A reader asked me today, why didn’t UVA President Jim Ryan just comply with the Board of Visitors directive to shutter the school’s DEI office?
My answer: there’s another election in November, and the prospect of a new governor who can replace the current MAGA-majority BOV in one fell swoop.
Of note here: Bert Ellis, a former Glenn Youngkin board appointee, seems to be with me on that point.
“If this election in November goes, you know, to the Democrats, a Gov. Spanberger can, you know, she can terminate any of the existing board members, confirmed or not, you know, as Gov. Youngkin did to me,” Ellis said in an interview on “The Schilling Show” on WINA-1070AM on Monday.
ICYMI
- Youngkin fires Bert Ellis, my guy on the UVA Board of Visitors
- Youngkin, Ellis leading far-right push to keep the number of Black students at UVA in line
- Bert Ellis offers ‘apology’ for insults of UVA board, administrators revealed in texts
- ‘Wokeness’ critic: ‘White privilege’ is used for division at University of Virginia
- UVA has been overrun by ‘Wokeness,’ according to DEI critic appointed to Board of Visitors
How’s that for saying thanks to a guy who did your political bidding for you for the better part of three years, amirite?

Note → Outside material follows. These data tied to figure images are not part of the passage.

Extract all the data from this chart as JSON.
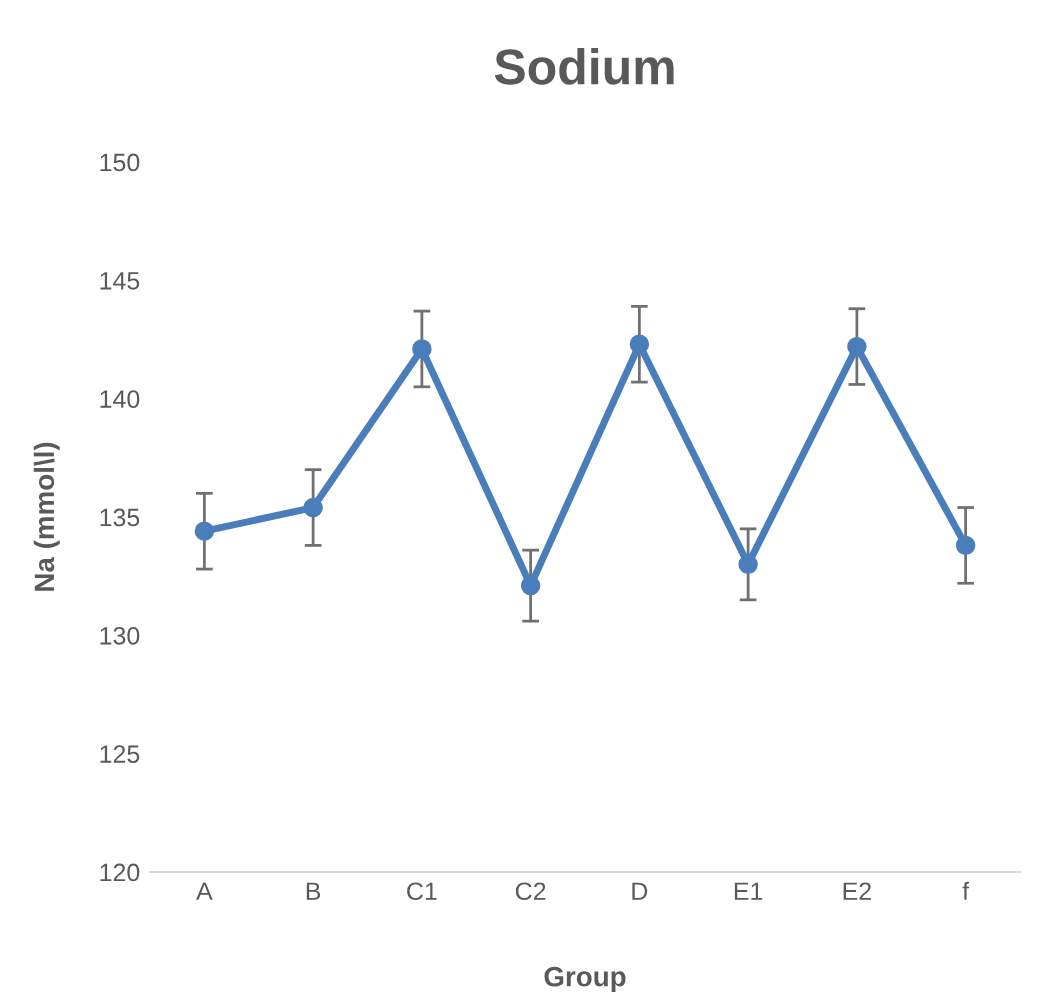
{
  "chart_data": {
    "type": "line",
    "title": "Sodium",
    "xlabel": "Group",
    "ylabel": "Na (mmol\\l)",
    "categories": [
      "A",
      "B",
      "C1",
      "C2",
      "D",
      "E1",
      "E2",
      "f"
    ],
    "series": [
      {
        "color": "#4a7ebb",
        "values": [
          134.4,
          135.4,
          142.1,
          132.1,
          142.3,
          133.0,
          142.2,
          133.8
        ],
        "errors": [
          1.6,
          1.6,
          1.6,
          1.5,
          1.6,
          1.5,
          1.6,
          1.6
        ]
      }
    ],
    "ylim": [
      120,
      150
    ],
    "yticks": [
      120,
      125,
      130,
      135,
      140,
      145,
      150
    ],
    "grid": false,
    "marker": "circle",
    "line_style": "solid"
  }
}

Ellis had confided in me last fall, after we bonded over our mutual frustration with the UVA Football program, that the Youngkin-appointee majority on the BOV had Ryan in its crosshairs, and that getting Ryan out of the job was a top priority ahead of the 2025 election, with Abigail Spanberger, the Democratic Party nominee, the clear favorite.
I find it interesting that Ellis, in the interview with Rob Schilling, the host of “The Schilling Show,” and a former one-term member of Charlottesville City Council, tried to diminish the hard-right turn that the Youngkin appointees has brought to the Board of Visitors, but I think he was doing that to try to paint Ryan as being unwilling to moderate the way he does things – and the way Ellis framed things, it feels as much personal for him as it is political.
“Elections have consequences. Glenn Youngkin was elected governor. Glenn Youngkin got to choose the board members at the University of Virginia and other public universities in the state. He got to choose people that are more moderate or conservative than prior governors had, and this board, over a period, you know, of the three, four years, effective July, of Gov. Youngkin’s appointees has moved towards the right. It’s not a hard-right board, but it has moved to the right,” Ellis said.
“Jim Ryan could have accommodated this board and moved towards the right,” Ellis said. “Many times, I met with him and told him, I’m not trying to move, you know, in my one role as one person on the board, when I was on the board, I wasn’t trying to move the University of Virginia to the hard right. I wasn’t trying to make a Hillsdale out of it or anything like that. I just wanted it to move from hard left towards the middle. And there were many ways Jim Ryan could have accommodated that and gotten great credit for it.”
ICYMI
- Jim Ryan explains decision to step down as UVA president: ‘Real and direct harm’
- UVA President Jim Ryan resigns: Making sense of something that doesn’t make sense
It’s telling that Ellis thinks the MAGA audience listening in to “The Schilling Show” would believe that the BOV ordering the dissolution of the DEI office and pushing UVA Health to roll back its gender-affirming care for trans teens is the board moving “towards the middle.”
Schilling, who, give him credit, he turned that one term on Charlottesville City Council into a career being a hard-right radio host in an 80 percent Democratic city, pushed Ellis back from the middle with a question on what would happen if the BOV were to end up hiring a “right-minded” person to be the next UVA president.
“You could increase the diversity of hiring and political diversity of hiring,” Ellis said. “Right now, it is well-known that nobody gets hired at this university that is conservative or even moderate, or you know, or Christian or anything like that. And, you know, those that are the, you know, the seven or eight faculty members that are still of that persuasion, in any form or fashion, will tell people, don’t admit it. If you are, you won’t get hired. That’s got to change.”
What he’s saying there: on the one hand, we need to get rid of DEI, which puts quotas in place to govern how many women, people of color and LGBTQ+ people we hire, but on the other hand, we need to put quotas in place to make sure we hire enough conservatives.
It’s clearly political for Ellis, which is fine – it’s not against the law to be political – but the digs of a personal nature at Ryan aren’t a good look.
Ellis dismissed Ryan’s public statement on his resignation as “telling everybody what a martyr he was, or is.”
“His letter to the faculty had every excuse in it, except for the dog ate my homework,” Ellis said.
To use a football analogy, that’s throwing a touchdown pass up 58-7 with 20 seconds left.
Get in victory formation already; you won the game.